The Yellowstone River
The Yellowstone River is six hundred and ninety two miles of free flowing water. It is said to be the longest undammed river in the country, even though there are several diversion dams that stretch between its banks, these dams do not prevent the water from continuing into the Missouri River, so the river keeps its free flowing status. The Yellowstone is one of our great freestone trout fisheries here in this state, but it is also one of the most picturesque and unique places to visit and to photograph in Montana.
The Yellowstone River begins high up in the Absaroka Mountains in northwestern Wyoming, which can be a difficult area to access due to its remoteness, however, when it flows out of the hills and into the lower reaches of the Lamar River Valley, the river begins to take its shape, as it tumbles through a small canyon and confluences with the Lamar River. From the Lamar River Valley and throughout the rest of Yellowstone Park The Yellowstone River is breathtakingly beautiful. The upper and lower Yellowstone Falls allow for some wonderful shots of the river as it falls off the steep cliffs near the Grand Canyon of the Yellowstone. The Parks service has set aside good pullouts for viewing and photographing the falls. Lower Yellowstone falls is photographed hundreds if not thousands of times every day of the tourist season.
After the river leaves the park, heading directly north toward the town of Livingston, it flows through the wide-open spaces of Paradise Valley. The Valley is picturesque in and of itself, with the Absaroka Range towering over it to the east and the Gallatin Range to the west, and the Yellowstone River splitting it right down the middle. Spots such as Emigrant Peak or the overlook at Mallards Rest provide many tourists with photos of the river against a dramatic backdrop.
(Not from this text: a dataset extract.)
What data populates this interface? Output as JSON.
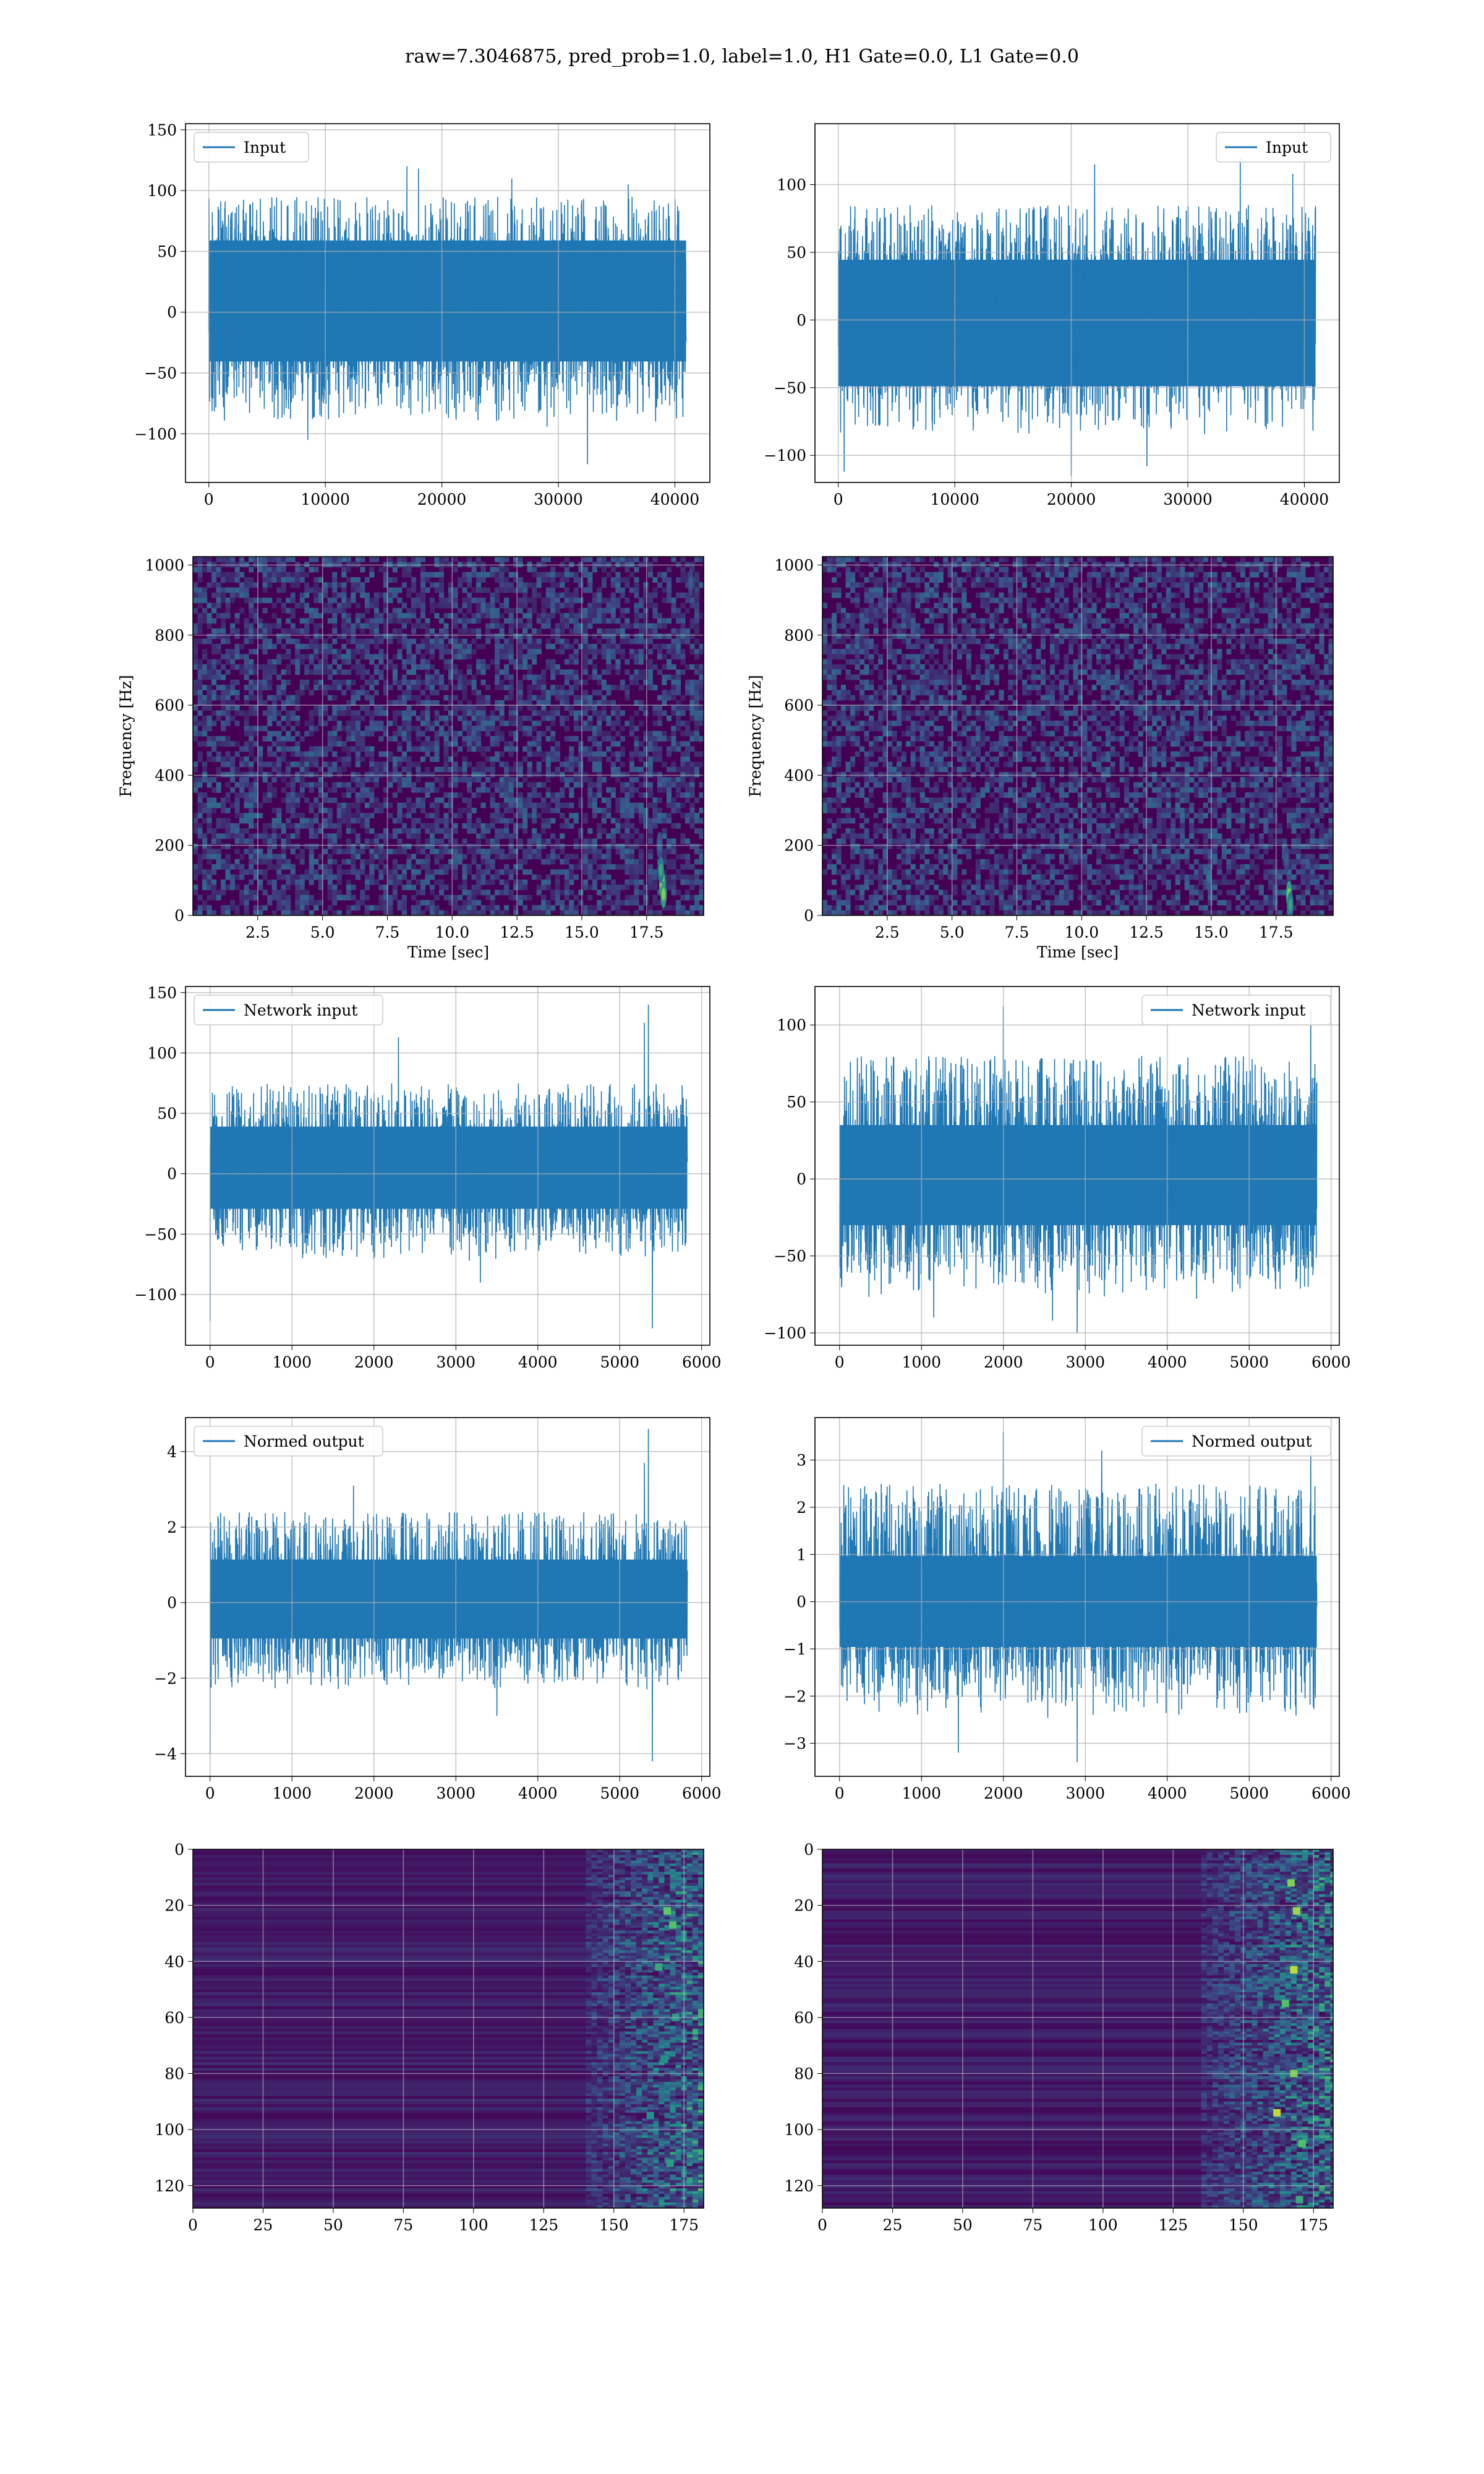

At the town of Livingston the river picks up some speed and finally begins turning East when it leaves the mountain valleys behind, and cuts through the wide-open spaces comprised of farmland and towering cottonwood trees all the way to the Missouri River.
The Yellowstone River is truly a Montana treasure, and the area has spent more time on the other end of a camera lens then most areas in the state.